つれづれホラーナイト

鑑賞したホラー映画の感想を書いていくブログです。

バスケットケース(1982)

 

監督:フランク・ヘネンロッター

制作国:アメリ

上映時間:93分

キャスト:ケヴィン・ヴァン・ヘンテンリック(ドウェイン)/テリー・スーザン・スミス(シャロン)/ビヴァリー・ボナー(ケイシー)/ロバート・ボーゲル(ホテルのオーナー)/ダイアナ・ブラウン(カッター)

 

シャム双生児をテーマにしたホラー映画ということで、以前から気になっている作品でした。カルト的な評価をされているということは知っていましたが、なるほど、確かにこれは…!と納得。同情する余地もない程、不幸で可哀想な兄弟の心境を考えると胸が詰まる思いでした。

 

〜以下簡単なあらすじ〜

何者かの手に顔を掴まれた医師(リフレンダ―)が死亡するところから物語は始まります。一瞬映った犯人の手(指)は凸凹でイビツ、とても人間とは思えません。

そして舞台はニューヨーク。田舎からやって来たであろう青年(ドウェイン)は、大きなバスケットケースを大事そうに抱えながら、街を歩いていました。そして、とある寂れたホテルに泊まることに。

身なりに反してかなりのお金(札束)を持っているようで、ホテルのオーナーたちも驚きます。

そして部屋に入ったドウェインは、バスケットケースの錠前を外し、ケースの中にいる得体の知れない『ナニカ』と会話を始めるのです…。

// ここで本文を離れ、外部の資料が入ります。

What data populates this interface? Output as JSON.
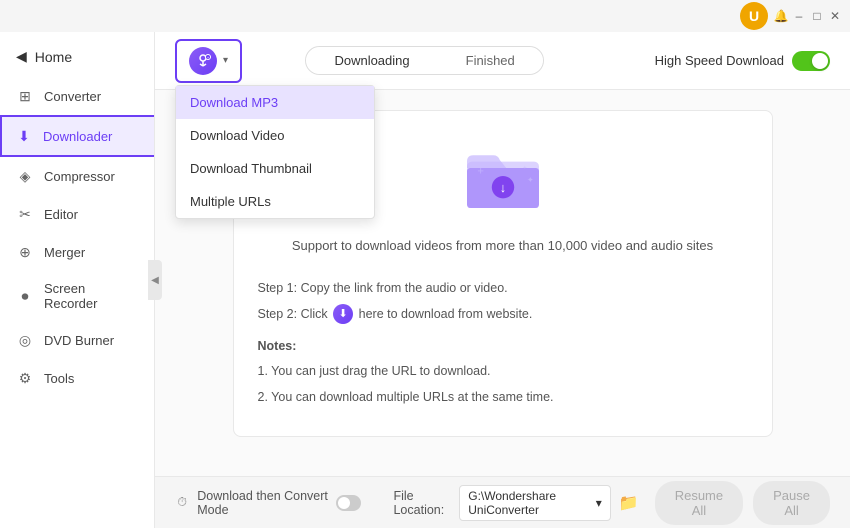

当たり前のように、そのナニカに食べ物(ハンバーガーの肉の部分)を与えるドウェイン。すると貪り食うような音が聞こえ、ナニカは確実に生きており、不気味さが際立ちます。そして、リフレンダ―を殺した際に見つけて持ってきた書類に目をやるドウェイン。そこには‘‘H・ニードルマン‘‘と‘‘J・カッター‘‘の文字が。どうやら彼らを殺そうとしているドウェインですが、その背景には一体何が…?と気になる感じで物語は進んでいきます。

 

※以下ネタバレあり感想

バスケットケースの中に入っているのは、ドウェインの双子の兄、ベリアルです。外見はポケモンイシツブテみたいな感じでとても小さく、非常に不気味な造形で、意思を持った肉塊です。ドウェインがハンバーガーの肉やソーセージを与えているところを見ると、主食(?)はお肉な模様。そんなベリアル兄ちゃんですが、性格はかなりの凶暴。殺しをする時は必ずベリアルが実行します。

シャム双生児(結合双生児)だった兄弟。彼らは、ドウェインの右脇腹に上半身だけがくっついた状態で生まれてきました。弟のドウェインは人間としての形を保っていますが、完全に化け物の様相だった兄のベリアルは、彼らの出産時に死亡した母親の事もあって、父親からは酷く疎まれていました。

まだ幼い頃の二人はある日父親の罠に掛かり、違法な分離手術を無理やり受けさせられてしまいます。必死に抵抗するも麻酔を打たれ、手術法も見ている側としても本当に大丈夫かと心配になってしまうくらいの杜撰さです。後から分かるのですが、彼らの手術に立ち会った医師の中には獣医(カッター)もいて、自分たちを人間と見なしていなかったことにも兄弟は苛立ちます。この時の手術は成功し、ドウェインは生きていました。兄のベリアルはゴミ袋に入れられて捨てられていましたが、兄弟には互いの脳内で会話することができる不思議な力、共感能力があり、兄がまだ生きていることを悟ったドウェインはベリアルを助けに行きます。そして、自分たちを嵌めた父親を殺害した後は、唯一の味方であった伯母とひっそりと暮らすのでした…。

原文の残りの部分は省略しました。